Sebastian Cuberos, on the laptop, demonstrated a newly announced Microsoft Skype program that simultaneously translated Spanish and English with his interviewer, seated at his desk, in San Francisco.

Credit: Jim Wilson/The New York Times

 

The tech industry is doing its best to topple the Tower of Babel.

Last month, Skype, Microsoft’s video calling service, initiated simultaneous translation between English and Spanish speakers. Not to be outdone, Google will soon announce updates to its translation app for phones. Google Translate now offers written translation of 90 languages and the ability to hear spoken translations of a few popular languages. In the update, the app will automatically recognize if someone is speaking a popular language and automatically turn it into written text.
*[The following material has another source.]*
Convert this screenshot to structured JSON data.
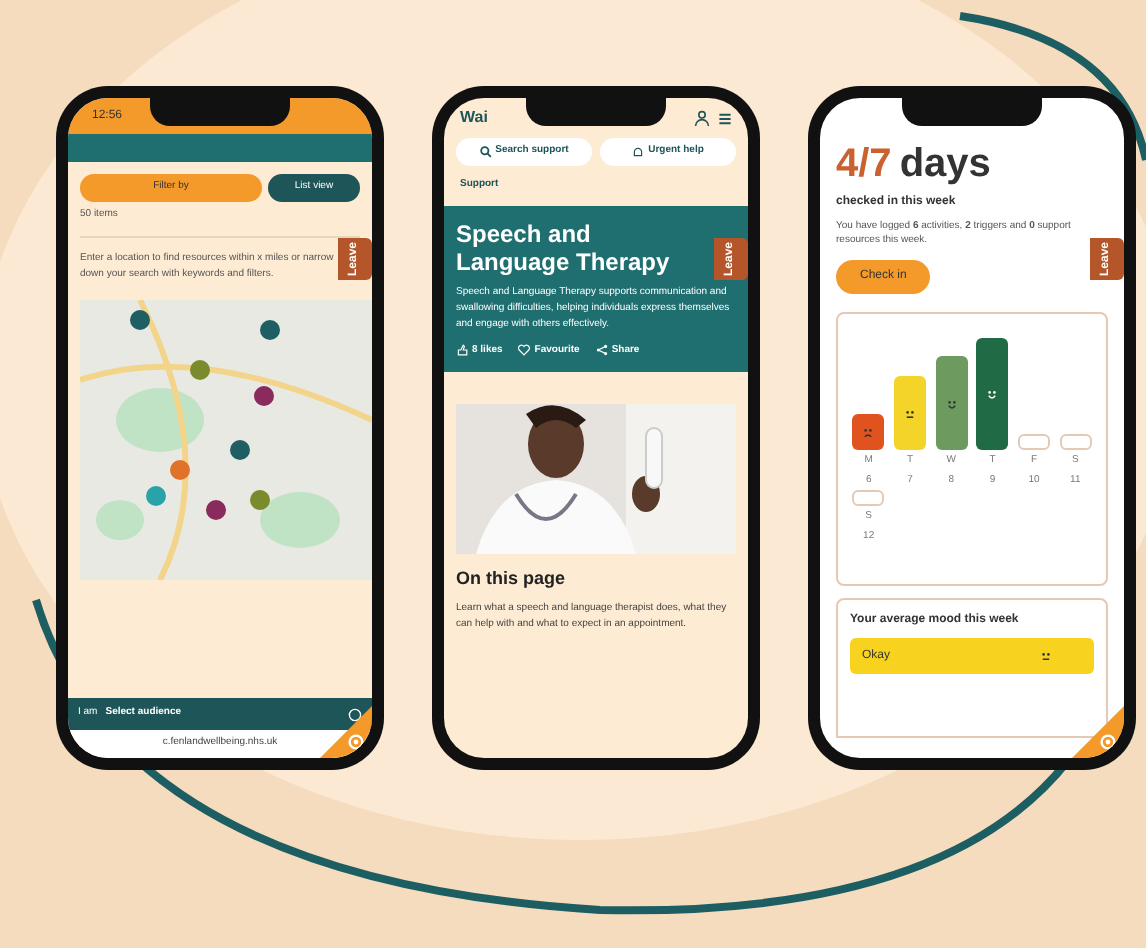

Certainly, the technology of turning one tongue to another can still be downright terrible – or "downright herbal," as I purportedly said on a test of Skype. The service also required a headset and worked best if a speaker paused to hear what the other person had said. The experience was a little as if two telemarketers were using walkie-talkies.

But those complaints are churlish compared with what also seemed like a fundamental miracle: Within minutes, I was used to the process and talking freely with a Colombian man about his wife, children and life in Medellín (or "Made A," as Skype first heard it, but it later got it correctly). The single biggest thing that separates us — our language — had started to disappear.